Leo Ar
Ser Universitario
 

Cresce uso do Enem para entrar em Universidades de Portugal

24/10/2015 - 18:00h

Famoso por seu alcance em todo o País, o Exame Nacional do Ensino Médio (Enem) ganha cada vez mais força do outro lado do oceano. Já são pelo menos oito Universidades portuguesas que aceitam a nota da prova como critério de seleção. Desde o ano passado, ao menos 400 alunos brasileiros usaram o Enem para ingressar em cursos superiores de Portugal.

A tradicional Universidade de Coimbra, fundada no século 13, é pioneira nesse processo. No primeiro ano em que usou o Enem, 100 brasileiros entraram com a nota da prova. No ano letivo seguinte, ainda em curso, o total praticamente dobrou: 192 ingressos por meio do exame. 

Assim como em várias universidades públicas do Brasil, as notas em cada prova do Enem (Redação, Linguagens, Matemática, Ciências da Natureza e Ciências Humanas) têm pesos diferentes no processo seletivo, de acordo com o curso pretendido. Assim, ele fica dispensado dos testes portugueses para o ingresso.

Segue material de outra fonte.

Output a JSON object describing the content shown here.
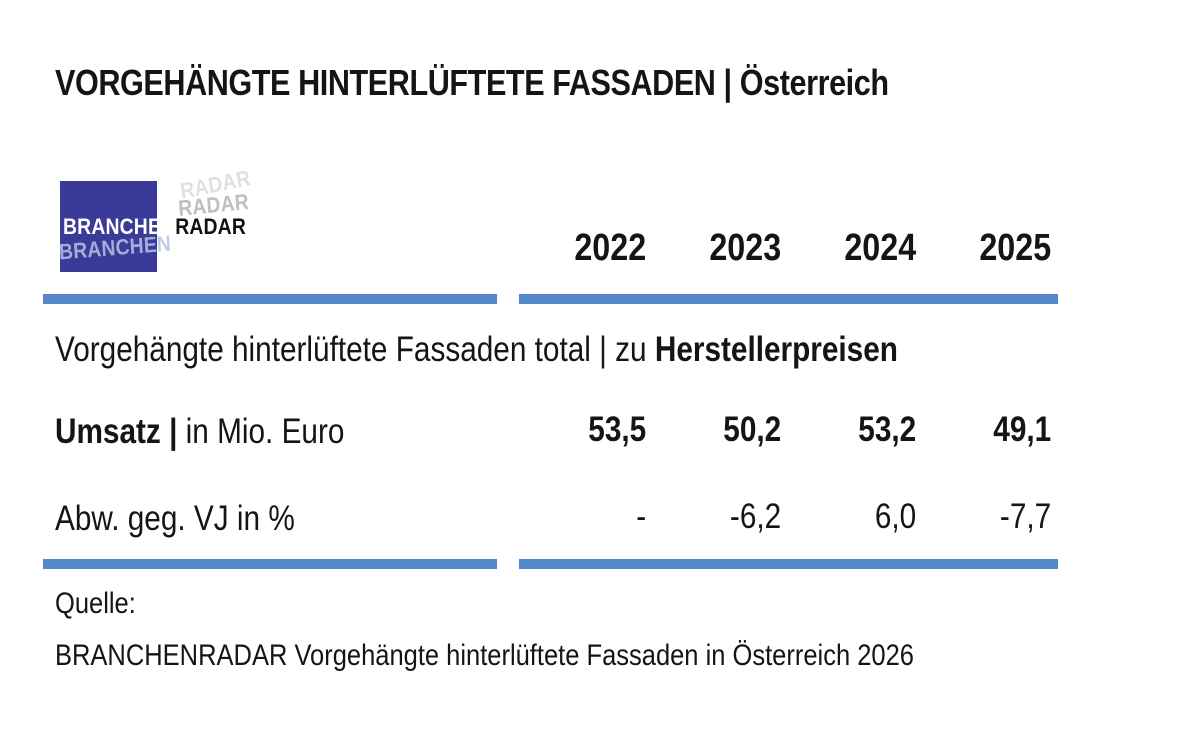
{
  "header": {
    "title": "VORGEHÄNGTE HINTERLÜFTETE FASSADEN | Österreich"
  },
  "logo": {
    "part1": "BRANCHEN",
    "part2": "RADAR",
    "square_color": "#3A3A99"
  },
  "table": {
    "accent_color": "#5588CB",
    "years": [
      "2022",
      "2023",
      "2024",
      "2025"
    ],
    "section": {
      "regular": "Vorgehängte hinterlüftete Fassaden total | zu",
      "bold": "Herstellerpreisen"
    },
    "rows": [
      {
        "label_strong": "Umsatz |",
        "label_rest": "in Mio. Euro",
        "display": [
          "53,5",
          "50,2",
          "53,2",
          "49,1"
        ]
      },
      {
        "label_strong": "",
        "label_rest": "Abw. geg. VJ in %",
        "display": [
          "-",
          "-6,2",
          "6,0",
          "-7,7"
        ]
      }
    ]
  },
  "footer": {
    "label": "Quelle:",
    "text": "BRANCHENRADAR Vorgehängte hinterlüftete Fassaden in Österreich 2026"
  },
  "chart_data": {
    "type": "table",
    "title": "VORGEHÄNGTE HINTERLÜFTETE FASSADEN | Österreich",
    "section": "Vorgehängte hinterlüftete Fassaden total | zu Herstellerpreisen",
    "columns": [
      "2022",
      "2023",
      "2024",
      "2025"
    ],
    "rows": [
      {
        "label": "Umsatz | in Mio. Euro",
        "values": [
          53.5,
          50.2,
          53.2,
          49.1
        ]
      },
      {
        "label": "Abw. geg. VJ in %",
        "values": [
          null,
          -6.2,
          6.0,
          -7.7
        ]
      }
    ],
    "source": "BRANCHENRADAR Vorgehängte hinterlüftete Fassaden in Österreich 2026"
  }
}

Segundo o vice-reitor de Coimbra, Joaquim Ramos de Carvalho, o sistema funcionou. 

“O Enem é bastante transparente e fiável, porque existe imensa informação estatística sobre ele”, destaca. “Há acertos a fazer, que têm a ver com as inevitáveis diferenças entre os sistemas educacionais brasileiro e
português. Para isso, criamos formações complementares em alguns cursos”, explica

.Jéssica Neves usou a nota do Enem para entrar na Universidade de Coimbra

Jéssica Neves usou a nota do Enem para entrar na Universidade de Coimbra

Os 292 brasileiros que entraram pelo Enem estão em 30 cursos – a maioria (54) se concentra em Direito. A universidade é paga e, para manter a atratividade em tempos de real desvalorizado frente ao euro, a saída é oferecer estágios e monitorias. Bolsas são para alunos portugueses, mas deve ser criada a oferta de bolsas para estrangeiros, com base no desempenho. 

Jessica Neves, do 2.º ano de Jornalismo, aprova a experiência. “Além do conhecimento acadêmico, há uma bagagem social e cultural importante”, elogia ela, de 26 anos, que abandonou uma Faculdade particular de Goiás. “Pela tradição de Coimbra, temos contato com muitas palestras internacionais, que são mais difíceis no Brasil.”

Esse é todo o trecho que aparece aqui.